Just like that sleigh of toys, your campaign won’t get off the ground unless your message is steady, bright and accurate when comes to supporting your main objective. As Inc. explained, a good checklist is to be frequent and relevant on all channels in order to ensure consistent branding. In addition, be persistent in nailing down a niche for your brand to further support your attempt at standing out.
Ask the Right Questions
Quora really is a diamond in the rough for marketers (as only few have truly tapped into its powers) which is exactly how Lucy feels about her piano-playing crush Schroeder in “A Charlie Brown Christmas.” She uses questions to engage him in conversation, but he barely ever looks up from the keys. Why? Because she’s not asking the right questions.
The same goes for marketers when working to release the power of Quora as a way to position their clients as thought-leaders. While it’s important to answer questions on Quora, it’s also crucial to ask the right questions on Quora to generate good responses and to gain respect on the network.
As the founder Hod Fleishman of the driver technology company GreenRoad put it, “For a business or a business leader, having the knowledge of which are the key questions driving his/her business provides a great advantage.”
In other words, ask and you shall receive a large following.
Maintain a Good Figure
If you’re a fan of Frosty the Snowman, you remember how important it was that the dancing ball of snow and the evil magician kept their image. Frosty was worried about melting the whole time and that skinny magic man just couldn’t go through life without that damn top hat. What’s the point to this, you wonder? Visual assets. Follow me for a second.

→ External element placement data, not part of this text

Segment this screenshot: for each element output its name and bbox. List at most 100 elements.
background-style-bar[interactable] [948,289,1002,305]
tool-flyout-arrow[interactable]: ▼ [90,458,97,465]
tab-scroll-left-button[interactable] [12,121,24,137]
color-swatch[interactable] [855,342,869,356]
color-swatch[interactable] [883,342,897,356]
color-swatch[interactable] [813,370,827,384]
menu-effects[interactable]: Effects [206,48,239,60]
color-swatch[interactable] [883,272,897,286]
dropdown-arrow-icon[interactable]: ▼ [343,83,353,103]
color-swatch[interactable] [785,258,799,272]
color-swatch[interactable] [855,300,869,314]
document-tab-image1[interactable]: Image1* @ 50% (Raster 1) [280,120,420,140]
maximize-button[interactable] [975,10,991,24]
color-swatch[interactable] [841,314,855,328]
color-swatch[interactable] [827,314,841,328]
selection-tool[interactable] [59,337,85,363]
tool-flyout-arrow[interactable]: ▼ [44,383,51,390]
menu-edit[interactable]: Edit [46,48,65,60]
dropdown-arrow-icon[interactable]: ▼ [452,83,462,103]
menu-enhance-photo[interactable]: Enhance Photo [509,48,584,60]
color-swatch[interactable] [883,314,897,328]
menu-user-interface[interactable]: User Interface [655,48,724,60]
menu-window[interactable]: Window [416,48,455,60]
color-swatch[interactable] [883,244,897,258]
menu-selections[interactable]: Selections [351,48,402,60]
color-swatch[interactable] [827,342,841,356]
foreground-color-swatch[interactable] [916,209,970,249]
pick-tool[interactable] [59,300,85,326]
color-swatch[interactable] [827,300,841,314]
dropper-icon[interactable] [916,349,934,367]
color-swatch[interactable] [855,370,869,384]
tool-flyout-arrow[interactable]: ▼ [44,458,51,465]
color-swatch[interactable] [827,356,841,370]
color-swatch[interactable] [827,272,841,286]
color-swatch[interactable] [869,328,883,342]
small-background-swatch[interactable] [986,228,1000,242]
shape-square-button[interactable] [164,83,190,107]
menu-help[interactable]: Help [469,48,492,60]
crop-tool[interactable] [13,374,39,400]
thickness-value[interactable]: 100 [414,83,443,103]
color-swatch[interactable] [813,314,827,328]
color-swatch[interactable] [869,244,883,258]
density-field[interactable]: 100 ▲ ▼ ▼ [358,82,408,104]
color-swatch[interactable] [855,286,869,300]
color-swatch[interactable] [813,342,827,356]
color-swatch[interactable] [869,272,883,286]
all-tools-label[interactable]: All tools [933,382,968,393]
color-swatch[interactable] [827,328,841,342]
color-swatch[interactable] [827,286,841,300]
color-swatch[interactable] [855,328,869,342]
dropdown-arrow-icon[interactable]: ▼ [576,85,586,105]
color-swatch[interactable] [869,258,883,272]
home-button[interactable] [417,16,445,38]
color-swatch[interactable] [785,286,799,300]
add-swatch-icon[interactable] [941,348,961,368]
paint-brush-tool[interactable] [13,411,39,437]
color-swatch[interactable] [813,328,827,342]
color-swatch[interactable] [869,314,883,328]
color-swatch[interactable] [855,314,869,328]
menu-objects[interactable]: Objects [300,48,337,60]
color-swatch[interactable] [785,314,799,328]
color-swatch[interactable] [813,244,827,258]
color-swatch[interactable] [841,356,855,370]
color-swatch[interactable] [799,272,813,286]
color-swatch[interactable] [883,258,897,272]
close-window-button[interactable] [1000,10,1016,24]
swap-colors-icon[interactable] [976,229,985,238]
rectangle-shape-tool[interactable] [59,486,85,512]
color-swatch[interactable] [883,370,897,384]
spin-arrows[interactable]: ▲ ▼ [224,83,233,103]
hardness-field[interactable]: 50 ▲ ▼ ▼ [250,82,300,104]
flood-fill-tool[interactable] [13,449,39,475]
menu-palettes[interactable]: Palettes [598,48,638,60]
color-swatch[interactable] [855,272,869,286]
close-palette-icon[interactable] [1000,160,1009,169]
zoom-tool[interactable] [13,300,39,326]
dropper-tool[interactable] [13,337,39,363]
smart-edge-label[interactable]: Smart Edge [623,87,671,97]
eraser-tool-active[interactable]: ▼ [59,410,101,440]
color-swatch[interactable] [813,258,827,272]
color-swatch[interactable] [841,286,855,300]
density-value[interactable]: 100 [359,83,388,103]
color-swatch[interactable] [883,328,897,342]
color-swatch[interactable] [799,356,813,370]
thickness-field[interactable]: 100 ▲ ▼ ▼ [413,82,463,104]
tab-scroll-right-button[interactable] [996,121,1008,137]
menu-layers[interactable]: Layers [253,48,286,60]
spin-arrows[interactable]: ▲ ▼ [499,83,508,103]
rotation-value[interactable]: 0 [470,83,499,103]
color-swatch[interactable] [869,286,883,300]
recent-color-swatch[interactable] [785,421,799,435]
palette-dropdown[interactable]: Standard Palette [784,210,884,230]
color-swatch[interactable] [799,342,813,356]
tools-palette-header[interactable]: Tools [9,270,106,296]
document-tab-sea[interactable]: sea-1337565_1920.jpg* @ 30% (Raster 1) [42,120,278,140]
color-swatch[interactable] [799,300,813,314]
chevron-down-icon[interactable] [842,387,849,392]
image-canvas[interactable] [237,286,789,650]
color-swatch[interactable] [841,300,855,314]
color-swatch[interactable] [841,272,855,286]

In the Digital Age, most people want to sit in front of their computers, mouth-open and drooling g scrolling through pictures or surfing videos. That’s why image, literally, is everything.
Investing your time in platforms that focus on visual content like Instagram, Pinterest and YouTube will allow you to share richer content that is more likely to be shared, furthering your messaging.
If You Can’t Beat ‘em, Join ‘em
The Grinch couldn’t stop the holiday spirit of Whoville and marketers shouldn’t stop try and stop the power of breaking news. Especially when it comes to social media content, even though you may have an editorial calendar in place, it’s important to use it as a guideline only, avoid scheduling too many messages and leave some placeholders for messages on the fly so that you can give your messaging longer legs to travel by riding the wave of trending topics. Look for popular chatter that day using tools like Topsy, and take advantage of the opportunity to join a larger conversation and gain new followers.
It’s crazy to think that the technology we discussed wasn’t even around when these shows first aired. It’s a good thing since these movies probably wouldn’t exist. Think about it. If Rudolph ordered a normal nose on eBay, Frosty had a GPS to get to the North Pole faster, Charlie Brown got the funds for a better tree via Kickstarter and the Grinch had Facebook to make friends with Whoville as a child, our favorite holiday shows wouldn’t exist. It just goes to show though that while the tools and tactics change, marketing still plays the same important role with the same marketing mission: make the message consistent and make it stand out.